Helicopter Parenting: Individual and Institutional

Parenting (individually and institutionally) is hard, and it requires establishing guidelines and working from some kind of base paradigm. I see the helicopter version, fundamentally, as based upon a paradigm of fear -which, again, is not always a bad or inaccurate thing. It’s when any approach (helicoptering or hands-off) is taken to the extreme that the real issues arise. All other non-extreme approaches are combinations of the two opposite poles, and finding the non-extreme paradigm that works at the individual and organizational level is difficult, especially when members of the group don’t agree on what the proper balance is – and even more so when the group includes members who land everywhere on the spectrum from one extreme to the other.
I have a hard enough time figuring out a good balance for myself, much less for my children – and much, much less as the organizational numbers grow.

The LDS Church certainly has elements of helicoptering in it – and some of them are closer to the extreme than to the dead center. I would love to see those things moderated toward the center, but that reflects my paradigm and not necessarily those of other members. There are other areas where I love the freedom I have in the Church, even when those areas drive some members nuts who want more security and peace of mind.

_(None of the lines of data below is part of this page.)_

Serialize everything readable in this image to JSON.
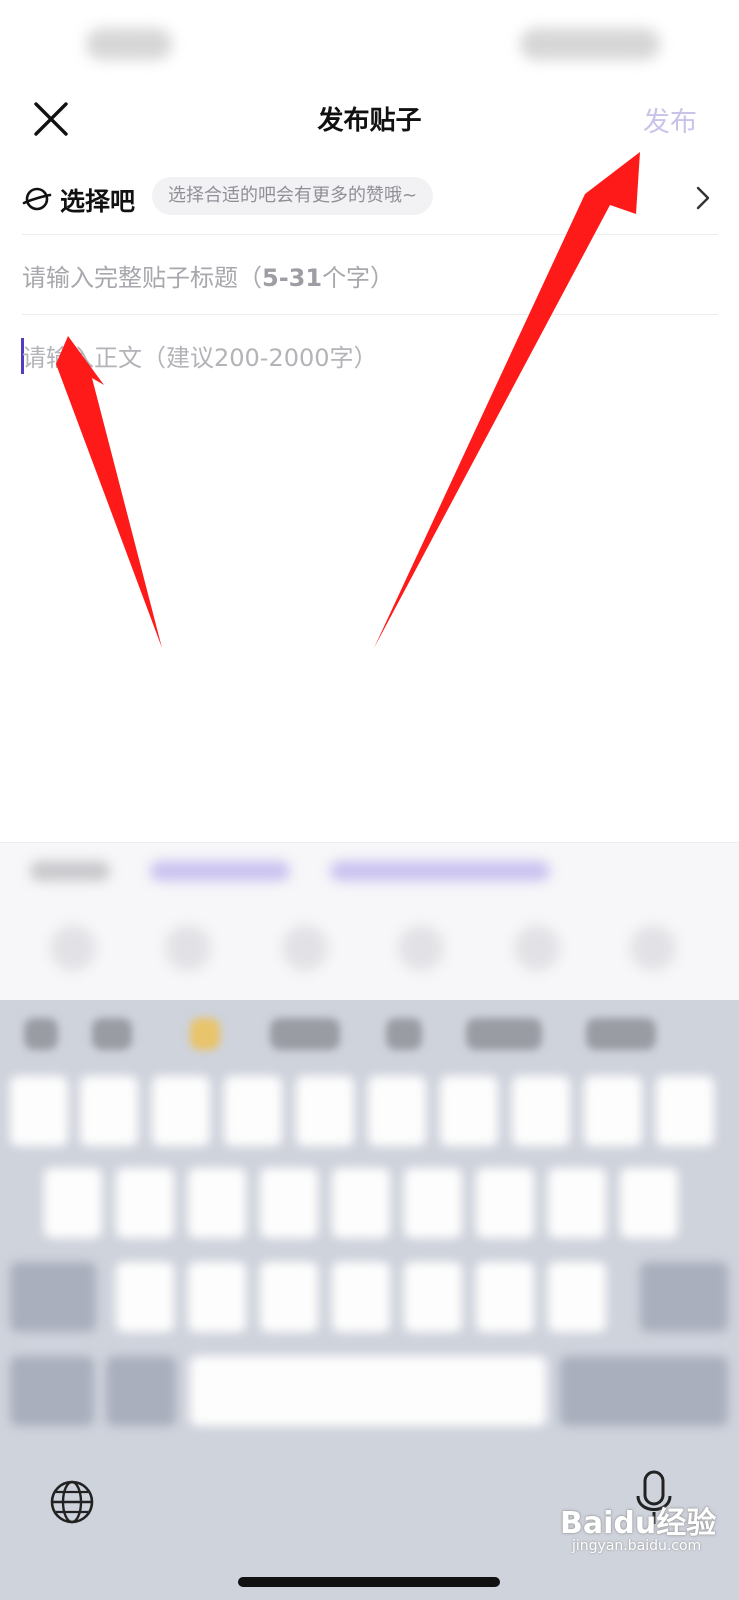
{
  "header": {
    "title": "发布贴子",
    "publish_label": "发布"
  },
  "forum": {
    "label": "选择吧",
    "tip": "选择合适的吧会有更多的赞哦~"
  },
  "title_input": {
    "placeholder_prefix": "请输入完整贴子标题（",
    "placeholder_range": "5-31",
    "placeholder_suffix": "个字）"
  },
  "body_input": {
    "placeholder": "请输入正文（建议200-2000字）"
  },
  "watermark": {
    "text": "Baidu经验",
    "sub": "jingyan.baidu.com"
  },
  "colors": {
    "accent": "#4f3fc0",
    "publish_disabled": "#c9c3ea",
    "arrow": "#ff1a1a"
  },
  "icons": {
    "close": "close-icon",
    "forum": "planet-icon",
    "chevron": "chevron-right-icon",
    "globe": "globe-icon",
    "mic": "microphone-icon"
  }
}
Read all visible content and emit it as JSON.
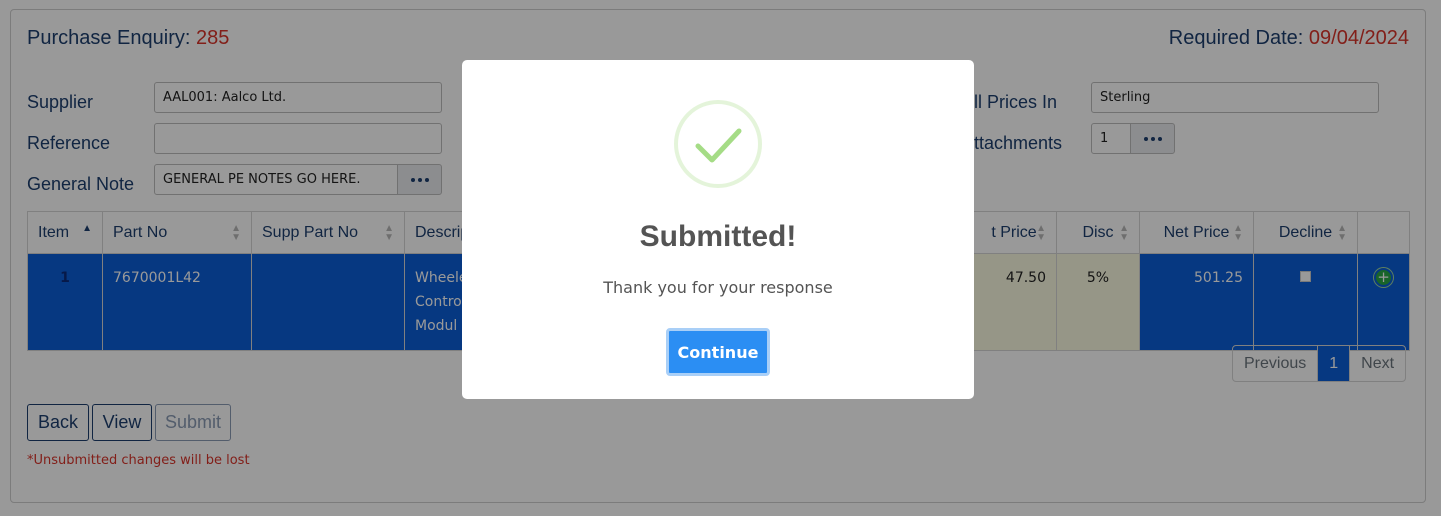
{
  "header": {
    "enquiry_label": "Purchase Enquiry:",
    "enquiry_number": "285",
    "required_label": "Required Date:",
    "required_date": "09/04/2024"
  },
  "form": {
    "supplier_label": "Supplier",
    "supplier_value": "AAL001: Aalco Ltd.",
    "reference_label": "Reference",
    "reference_value": "",
    "general_note_label": "General Note",
    "general_note_value": "GENERAL PE NOTES GO HERE.",
    "prices_label": "All Prices In",
    "prices_value": "Sterling",
    "attachments_label": "Attachments",
    "attachments_value": "1"
  },
  "table": {
    "columns": [
      "Item",
      "Part No",
      "Supp Part No",
      "Descrip",
      "t Price",
      "Disc",
      "Net Price",
      "Decline"
    ],
    "row": {
      "item": "1",
      "part_no": "7670001L42",
      "supp_part_no": "",
      "desc_line1": "Wheele",
      "desc_line2": "Contro",
      "desc_line3": "Modul",
      "unit_price": "47.50",
      "disc": "5%",
      "net_price": "501.25"
    }
  },
  "pager": {
    "previous": "Previous",
    "page": "1",
    "next": "Next"
  },
  "actions": {
    "back": "Back",
    "view": "View",
    "submit": "Submit",
    "warning": "*Unsubmitted changes will be lost"
  },
  "modal": {
    "title": "Submitted!",
    "text": "Thank you for your response",
    "continue": "Continue"
  },
  "colors": {
    "accent": "#0b5ed7",
    "header_value": "#d9342b",
    "success": "#a5dc86",
    "confirm": "#2b8ef3"
  }
}
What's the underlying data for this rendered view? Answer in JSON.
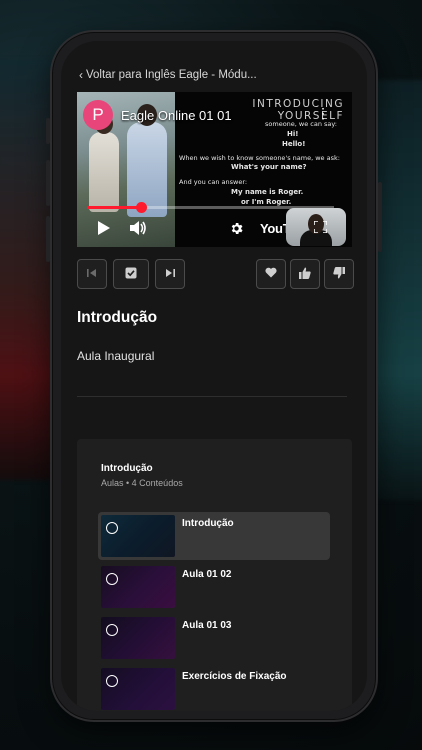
{
  "header": {
    "back_label": "Voltar para Inglês Eagle - Módu..."
  },
  "video": {
    "channel_initial": "P",
    "title": "Eagle Online 01 01",
    "slide_title": "INTRODUCING YOURSELF",
    "slide_lines": [
      "someone, we can say:",
      "Hi!",
      "Hello!",
      "When we wish to know someone's name, we ask:",
      "What's your name?",
      "And you can answer:",
      "My name is Roger.",
      "or I'm Roger."
    ],
    "progress": 0.22,
    "logo_text": "YouTube",
    "colors": {
      "progress": "#ff1b2d",
      "avatar": "#e8457a"
    }
  },
  "controls": {
    "prev_icon": "skip-previous-icon",
    "complete_icon": "check-box-icon",
    "next_icon": "skip-next-icon",
    "favorite_icon": "heart-icon",
    "like_icon": "thumbs-up-icon",
    "dislike_icon": "thumbs-down-icon"
  },
  "lesson": {
    "section_title": "Introdução",
    "lesson_title": "Aula Inaugural"
  },
  "module": {
    "title": "Introdução",
    "subtitle": "Aulas • 4 Conteúdos",
    "items": [
      {
        "label": "Introdução",
        "active": true
      },
      {
        "label": "Aula 01 02",
        "active": false
      },
      {
        "label": "Aula 01 03",
        "active": false
      },
      {
        "label": "Exercícios de Fixação",
        "active": false
      }
    ]
  }
}
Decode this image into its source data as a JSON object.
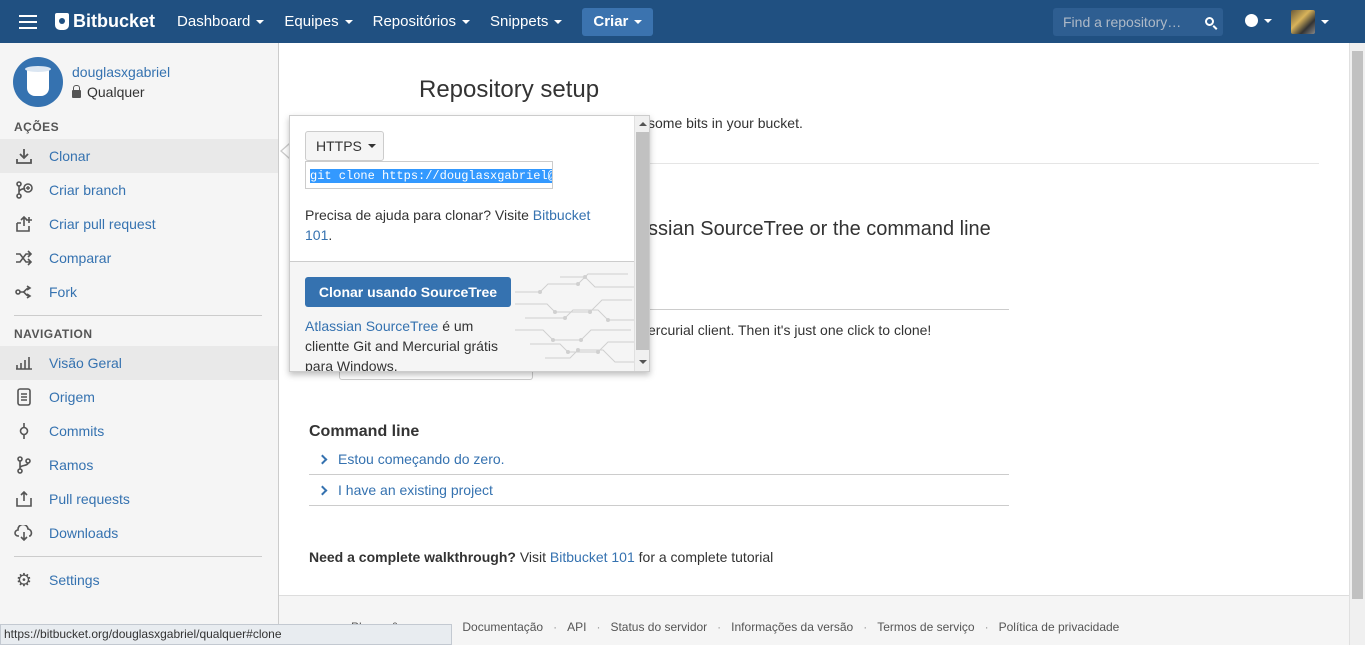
{
  "header": {
    "brand": "Bitbucket",
    "nav": [
      "Dashboard",
      "Equipes",
      "Repositórios",
      "Snippets"
    ],
    "create_label": "Criar",
    "search_placeholder": "Find a repository…"
  },
  "sidebar": {
    "owner": "douglasxgabriel",
    "repo": "Qualquer",
    "actions_title": "AÇÕES",
    "actions": [
      {
        "label": "Clonar",
        "icon": "download-icon"
      },
      {
        "label": "Criar branch",
        "icon": "branch-icon"
      },
      {
        "label": "Criar pull request",
        "icon": "pull-request-icon"
      },
      {
        "label": "Comparar",
        "icon": "compare-icon"
      },
      {
        "label": "Fork",
        "icon": "fork-icon"
      }
    ],
    "navigation_title": "NAVIGATION",
    "navigation": [
      {
        "label": "Visão Geral",
        "icon": "overview-icon"
      },
      {
        "label": "Origem",
        "icon": "source-icon"
      },
      {
        "label": "Commits",
        "icon": "commit-icon"
      },
      {
        "label": "Ramos",
        "icon": "branches-icon"
      },
      {
        "label": "Pull requests",
        "icon": "pull-requests-icon"
      },
      {
        "label": "Downloads",
        "icon": "cloud-download-icon"
      }
    ],
    "settings_label": "Settings",
    "status_url": "https://bitbucket.org/douglasxgabriel/qualquer#clone"
  },
  "main": {
    "title": "Repository setup",
    "intro": "some bits in your bucket.",
    "heading_partial": "ssian SourceTree or the command line",
    "client_text": "ercurial client. Then it's just one click to clone!",
    "cmd_title": "Command line",
    "cmd_rows": [
      "Estou começando do zero.",
      "I have an existing project"
    ],
    "walk_bold": "Need a complete walkthrough?",
    "walk_visit": " Visit ",
    "walk_link": "Bitbucket 101",
    "walk_tail": " for a complete tutorial",
    "footer_links": [
      "Planos & preços",
      "Documentação",
      "API",
      "Status do servidor",
      "Informações da versão",
      "Termos de serviço",
      "Política de privacidade"
    ]
  },
  "popup": {
    "protocol": "HTTPS",
    "clone_command": "git clone https://douglasxgabriel@bi",
    "help_text": "Precisa de ajuda para clonar? Visite ",
    "help_link": "Bitbucket 101",
    "help_tail": ".",
    "sourcetree_button": "Clonar usando SourceTree",
    "st_link": "Atlassian SourceTree",
    "st_text": " é um clientte Git and Mercurial grátis para Windows."
  }
}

As a good friend said once about charges of cult-like behavior, I try to recognize institutional examples of unhealthy helicoptering and ask:

“Lord, is it I?”

All too often, it is.

3 comments:

Matt W. said...

Is there actually any evidence that helicopter parenting is unhealthy?

Papa D said...

Not in moderation, Matt - and I tried to address that in the post, but it could have been more explicit. It's when it moves toward the extreme that the serious issues begin to arise.

Anonymous said...

For me the issue with helicopter parenting is that of free agency-whilst I intend to offer my children every opportunity to choose that which I feel is right, it is essential to allow them to make the choice. Reality is that I'm not always going to be there.
I'm also not arrogant enough to believe that I'm right about everything-it's been a great lesson to me to realise that God will do his own work with my children. I endeavour to teach my children correct principles, and encourage them to govern them selves.